Program KOTAKU di Baubau Tingkatkan Ekonomi Masyarakat Dimasa Pandemi

Yulia Widiarti.

Baubau, Inilahsultra.com – 17 kelurahan dari 43 kelurahan yang ada di Kota Baubau pada tahun 2021 ini menjadi sasaran program Kota Tanpa Kumuh (KOTAKU) dari Kementerian Pekerjaan Umum dan Perumahan Rakyat (PUPR).

Meliputi, Kelurahan Waborobo, Sulaa, Labalawa, Tampuna, Karya baru, Gonda Baru, Kaisabu Baru, Lanto, Wajo, Lamangga, Tanganapada, Liwuto, Sukanaeyo, Kadolo, Batarugu, Batulo, dan Bukit Wolio Indah (BWI).

Kepala Dinas Perumahan dan Kawasan Permukiman (Disperkim) Kota Baubau Yulia Widiarti menuturkan, program KOTAKU tahun ini difokuskan pada kegiatan peningkatan kualitas sarana dan prasarana kawasan permukiman kumuh. Dimana, masyarakat tetap sebagai pelaku kegiatan.

-Advertisement-

Kata dia, masyarakat di kelurahan setempat menjadi pelaku kegiatan bertujuan untuk meningkatkan ekonomi dimasa pandemi Covid-19 ini. Bagaimana tidak, dana program KOTAKU yang dikucurkan ini, 65 persen untuk upah kerja dan 35 persen untuk belanja bahan kegiatan.

“(Program ini) sangat mendukung pemulihan ekonomi masyarakat berpenghasilan rendah yang terdampak Covid-19. Jadi pemerintah tidak kasih cuma-cuma, tapi dalam bentuk pemberdayaan,” tuturnya kepada sejumlah wartawan, Jumat 4 Juni 2021.

Plt Kepala Badan Pengelola Keuangan, Aset dan Pendapatan Daerah (BPKAPD) Kota Baubau ini menambahkan, masing-masing kelurahan yang menjadi sasaran program KOTAKU mendapat dana sebesar Rp Rp 350 juta dengan total 17 kelurahan sebesar Rp 5,9 miliar lebih.

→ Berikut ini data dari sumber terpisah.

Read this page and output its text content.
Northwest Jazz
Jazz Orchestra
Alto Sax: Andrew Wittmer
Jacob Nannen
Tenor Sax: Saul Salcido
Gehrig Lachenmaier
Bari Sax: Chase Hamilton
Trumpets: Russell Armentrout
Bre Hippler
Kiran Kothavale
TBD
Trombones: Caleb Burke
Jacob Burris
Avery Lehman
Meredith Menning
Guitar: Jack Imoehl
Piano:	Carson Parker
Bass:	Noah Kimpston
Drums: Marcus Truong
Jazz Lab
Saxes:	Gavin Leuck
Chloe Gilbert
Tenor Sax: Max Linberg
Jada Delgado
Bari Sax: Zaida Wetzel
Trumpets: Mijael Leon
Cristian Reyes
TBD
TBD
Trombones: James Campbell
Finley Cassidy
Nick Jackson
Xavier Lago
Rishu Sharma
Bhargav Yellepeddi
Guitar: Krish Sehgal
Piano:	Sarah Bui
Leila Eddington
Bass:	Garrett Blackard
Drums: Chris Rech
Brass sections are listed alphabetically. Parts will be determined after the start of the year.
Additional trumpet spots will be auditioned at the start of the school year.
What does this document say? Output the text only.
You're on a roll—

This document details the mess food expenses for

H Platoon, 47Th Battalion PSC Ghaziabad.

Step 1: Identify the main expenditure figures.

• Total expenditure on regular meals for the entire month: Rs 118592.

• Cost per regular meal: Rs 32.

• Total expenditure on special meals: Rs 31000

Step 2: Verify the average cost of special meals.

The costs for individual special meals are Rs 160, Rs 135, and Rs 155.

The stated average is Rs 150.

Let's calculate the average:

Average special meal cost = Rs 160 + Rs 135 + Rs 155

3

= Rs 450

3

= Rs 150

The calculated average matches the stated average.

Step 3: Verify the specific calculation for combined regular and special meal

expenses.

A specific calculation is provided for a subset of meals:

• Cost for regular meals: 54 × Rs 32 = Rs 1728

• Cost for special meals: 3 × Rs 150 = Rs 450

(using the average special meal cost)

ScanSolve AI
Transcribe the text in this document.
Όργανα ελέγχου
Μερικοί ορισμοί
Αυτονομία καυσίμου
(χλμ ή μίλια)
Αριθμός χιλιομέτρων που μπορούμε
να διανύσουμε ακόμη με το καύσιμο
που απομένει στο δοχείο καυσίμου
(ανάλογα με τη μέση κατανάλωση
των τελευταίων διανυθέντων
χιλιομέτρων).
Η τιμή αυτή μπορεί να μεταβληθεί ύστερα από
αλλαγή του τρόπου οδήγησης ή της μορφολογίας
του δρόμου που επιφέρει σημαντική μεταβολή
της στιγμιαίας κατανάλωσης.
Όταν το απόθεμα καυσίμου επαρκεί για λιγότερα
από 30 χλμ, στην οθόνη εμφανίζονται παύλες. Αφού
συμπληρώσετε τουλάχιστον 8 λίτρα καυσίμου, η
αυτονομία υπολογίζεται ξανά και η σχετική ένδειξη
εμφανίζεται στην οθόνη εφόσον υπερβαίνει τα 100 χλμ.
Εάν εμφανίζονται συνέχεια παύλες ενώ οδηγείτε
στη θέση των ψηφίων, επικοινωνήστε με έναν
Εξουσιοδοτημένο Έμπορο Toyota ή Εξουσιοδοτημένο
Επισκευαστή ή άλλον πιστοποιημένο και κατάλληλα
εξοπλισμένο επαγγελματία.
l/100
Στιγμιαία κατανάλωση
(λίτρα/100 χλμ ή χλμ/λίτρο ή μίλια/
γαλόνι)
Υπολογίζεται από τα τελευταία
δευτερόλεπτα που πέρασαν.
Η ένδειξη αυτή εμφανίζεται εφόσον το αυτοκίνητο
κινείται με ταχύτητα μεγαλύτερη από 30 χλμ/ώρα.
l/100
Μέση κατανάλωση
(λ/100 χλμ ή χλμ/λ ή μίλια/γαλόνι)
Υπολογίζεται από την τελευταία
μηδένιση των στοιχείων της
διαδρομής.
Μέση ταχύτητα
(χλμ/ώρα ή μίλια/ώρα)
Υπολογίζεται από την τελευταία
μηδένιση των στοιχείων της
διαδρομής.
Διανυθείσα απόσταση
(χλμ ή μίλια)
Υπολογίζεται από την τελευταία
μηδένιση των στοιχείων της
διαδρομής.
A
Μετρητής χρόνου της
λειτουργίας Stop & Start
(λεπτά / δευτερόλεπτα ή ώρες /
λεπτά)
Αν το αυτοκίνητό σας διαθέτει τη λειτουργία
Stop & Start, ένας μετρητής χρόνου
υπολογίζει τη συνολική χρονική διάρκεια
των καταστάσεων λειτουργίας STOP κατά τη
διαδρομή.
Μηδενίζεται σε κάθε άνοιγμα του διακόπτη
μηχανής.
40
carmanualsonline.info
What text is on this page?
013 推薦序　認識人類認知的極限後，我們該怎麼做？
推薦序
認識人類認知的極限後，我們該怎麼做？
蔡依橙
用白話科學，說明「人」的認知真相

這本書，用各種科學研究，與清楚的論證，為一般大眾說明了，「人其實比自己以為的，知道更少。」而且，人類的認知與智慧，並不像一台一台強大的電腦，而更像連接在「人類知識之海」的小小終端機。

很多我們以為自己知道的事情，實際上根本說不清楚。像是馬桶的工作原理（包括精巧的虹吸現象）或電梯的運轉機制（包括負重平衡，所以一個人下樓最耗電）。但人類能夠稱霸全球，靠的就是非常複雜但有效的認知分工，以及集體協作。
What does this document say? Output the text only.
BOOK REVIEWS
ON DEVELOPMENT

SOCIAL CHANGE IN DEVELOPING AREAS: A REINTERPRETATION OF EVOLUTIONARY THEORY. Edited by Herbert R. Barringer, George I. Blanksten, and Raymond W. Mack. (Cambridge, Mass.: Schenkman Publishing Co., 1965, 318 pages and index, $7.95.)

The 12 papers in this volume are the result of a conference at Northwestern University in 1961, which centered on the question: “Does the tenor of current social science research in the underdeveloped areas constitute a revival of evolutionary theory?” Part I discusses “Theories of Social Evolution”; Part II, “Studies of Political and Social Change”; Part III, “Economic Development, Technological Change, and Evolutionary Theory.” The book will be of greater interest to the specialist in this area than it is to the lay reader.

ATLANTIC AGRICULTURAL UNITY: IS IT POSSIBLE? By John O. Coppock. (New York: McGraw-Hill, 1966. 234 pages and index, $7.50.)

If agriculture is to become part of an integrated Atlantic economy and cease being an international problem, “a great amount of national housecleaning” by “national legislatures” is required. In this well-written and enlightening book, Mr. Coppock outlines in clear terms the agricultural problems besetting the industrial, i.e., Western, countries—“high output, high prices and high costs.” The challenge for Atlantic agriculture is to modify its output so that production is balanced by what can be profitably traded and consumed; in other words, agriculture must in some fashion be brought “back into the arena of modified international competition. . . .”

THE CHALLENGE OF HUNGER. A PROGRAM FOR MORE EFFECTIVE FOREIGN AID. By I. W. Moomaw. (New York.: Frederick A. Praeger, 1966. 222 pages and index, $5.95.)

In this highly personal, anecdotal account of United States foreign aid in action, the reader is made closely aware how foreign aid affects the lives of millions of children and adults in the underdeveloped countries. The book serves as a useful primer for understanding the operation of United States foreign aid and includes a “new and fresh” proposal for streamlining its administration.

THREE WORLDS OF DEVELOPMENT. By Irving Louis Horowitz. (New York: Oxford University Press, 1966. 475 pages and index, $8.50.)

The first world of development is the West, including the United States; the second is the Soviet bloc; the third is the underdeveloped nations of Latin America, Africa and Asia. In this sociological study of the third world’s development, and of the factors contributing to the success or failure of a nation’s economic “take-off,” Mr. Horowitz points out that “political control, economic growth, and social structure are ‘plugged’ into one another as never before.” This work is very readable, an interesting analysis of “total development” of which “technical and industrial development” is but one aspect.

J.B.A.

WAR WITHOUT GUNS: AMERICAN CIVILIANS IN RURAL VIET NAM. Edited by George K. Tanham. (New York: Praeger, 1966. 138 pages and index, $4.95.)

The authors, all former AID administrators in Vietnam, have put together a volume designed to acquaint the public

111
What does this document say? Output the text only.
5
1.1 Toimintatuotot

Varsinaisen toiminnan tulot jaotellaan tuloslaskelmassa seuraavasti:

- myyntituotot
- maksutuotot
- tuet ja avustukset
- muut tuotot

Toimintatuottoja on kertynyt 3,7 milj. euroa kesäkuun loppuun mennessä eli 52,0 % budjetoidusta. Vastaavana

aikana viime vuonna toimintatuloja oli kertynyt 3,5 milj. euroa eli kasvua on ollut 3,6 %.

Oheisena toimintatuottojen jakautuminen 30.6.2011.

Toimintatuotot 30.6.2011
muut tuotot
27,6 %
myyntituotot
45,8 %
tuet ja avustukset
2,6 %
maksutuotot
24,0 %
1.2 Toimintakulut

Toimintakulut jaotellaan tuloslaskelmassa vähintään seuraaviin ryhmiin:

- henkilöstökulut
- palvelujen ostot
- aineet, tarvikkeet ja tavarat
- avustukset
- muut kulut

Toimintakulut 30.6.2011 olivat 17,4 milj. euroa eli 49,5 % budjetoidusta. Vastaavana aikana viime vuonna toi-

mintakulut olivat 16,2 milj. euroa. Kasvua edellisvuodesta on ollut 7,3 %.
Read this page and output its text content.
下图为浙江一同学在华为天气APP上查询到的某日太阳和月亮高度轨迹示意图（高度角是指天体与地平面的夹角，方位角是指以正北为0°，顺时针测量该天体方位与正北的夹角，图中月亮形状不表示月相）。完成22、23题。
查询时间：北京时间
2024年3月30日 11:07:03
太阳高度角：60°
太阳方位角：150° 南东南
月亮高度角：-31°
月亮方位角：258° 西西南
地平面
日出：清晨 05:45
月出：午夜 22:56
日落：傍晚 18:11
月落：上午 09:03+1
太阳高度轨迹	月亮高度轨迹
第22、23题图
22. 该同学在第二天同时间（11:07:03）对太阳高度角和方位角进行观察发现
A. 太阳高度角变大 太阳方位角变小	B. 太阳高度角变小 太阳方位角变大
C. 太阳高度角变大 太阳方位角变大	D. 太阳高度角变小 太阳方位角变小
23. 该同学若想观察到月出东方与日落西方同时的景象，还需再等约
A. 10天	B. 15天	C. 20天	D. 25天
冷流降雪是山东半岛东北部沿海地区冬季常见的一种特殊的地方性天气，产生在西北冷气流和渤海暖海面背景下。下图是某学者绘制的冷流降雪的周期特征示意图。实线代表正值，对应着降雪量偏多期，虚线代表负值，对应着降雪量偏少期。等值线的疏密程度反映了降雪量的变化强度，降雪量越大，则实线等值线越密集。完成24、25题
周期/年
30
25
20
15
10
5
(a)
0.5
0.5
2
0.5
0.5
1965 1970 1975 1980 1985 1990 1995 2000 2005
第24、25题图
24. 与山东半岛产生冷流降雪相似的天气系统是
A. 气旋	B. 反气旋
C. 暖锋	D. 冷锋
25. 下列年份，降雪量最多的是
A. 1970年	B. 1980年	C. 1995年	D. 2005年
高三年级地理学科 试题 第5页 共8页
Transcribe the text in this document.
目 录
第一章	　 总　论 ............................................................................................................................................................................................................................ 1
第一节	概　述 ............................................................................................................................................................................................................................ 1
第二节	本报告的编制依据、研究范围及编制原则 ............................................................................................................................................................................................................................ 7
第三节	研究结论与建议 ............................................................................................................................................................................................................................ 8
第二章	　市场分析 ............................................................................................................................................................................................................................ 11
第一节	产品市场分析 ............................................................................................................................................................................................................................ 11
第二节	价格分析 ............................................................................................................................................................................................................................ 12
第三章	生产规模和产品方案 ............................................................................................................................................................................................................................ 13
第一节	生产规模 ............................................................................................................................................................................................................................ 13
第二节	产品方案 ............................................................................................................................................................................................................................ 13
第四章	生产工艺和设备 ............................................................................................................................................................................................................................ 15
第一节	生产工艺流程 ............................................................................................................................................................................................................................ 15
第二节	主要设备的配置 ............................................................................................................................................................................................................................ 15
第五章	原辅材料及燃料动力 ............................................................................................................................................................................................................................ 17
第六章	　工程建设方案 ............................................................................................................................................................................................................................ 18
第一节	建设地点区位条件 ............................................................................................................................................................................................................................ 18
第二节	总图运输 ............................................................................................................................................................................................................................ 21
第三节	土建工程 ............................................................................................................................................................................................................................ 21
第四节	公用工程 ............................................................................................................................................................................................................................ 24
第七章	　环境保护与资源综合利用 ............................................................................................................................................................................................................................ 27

“Kegiatannya sementara berjalan karena anggarannya sudah di transfer langsung ke rekening masing-masing Badan Keswadayaan Masyarakat (BKM) yang sudah terbentuk di tiap kelurahan dan Kelompok Swadaya Masyarakat (KSM) sebagai pelaksana kegiatan dilapangan,” tandasnya.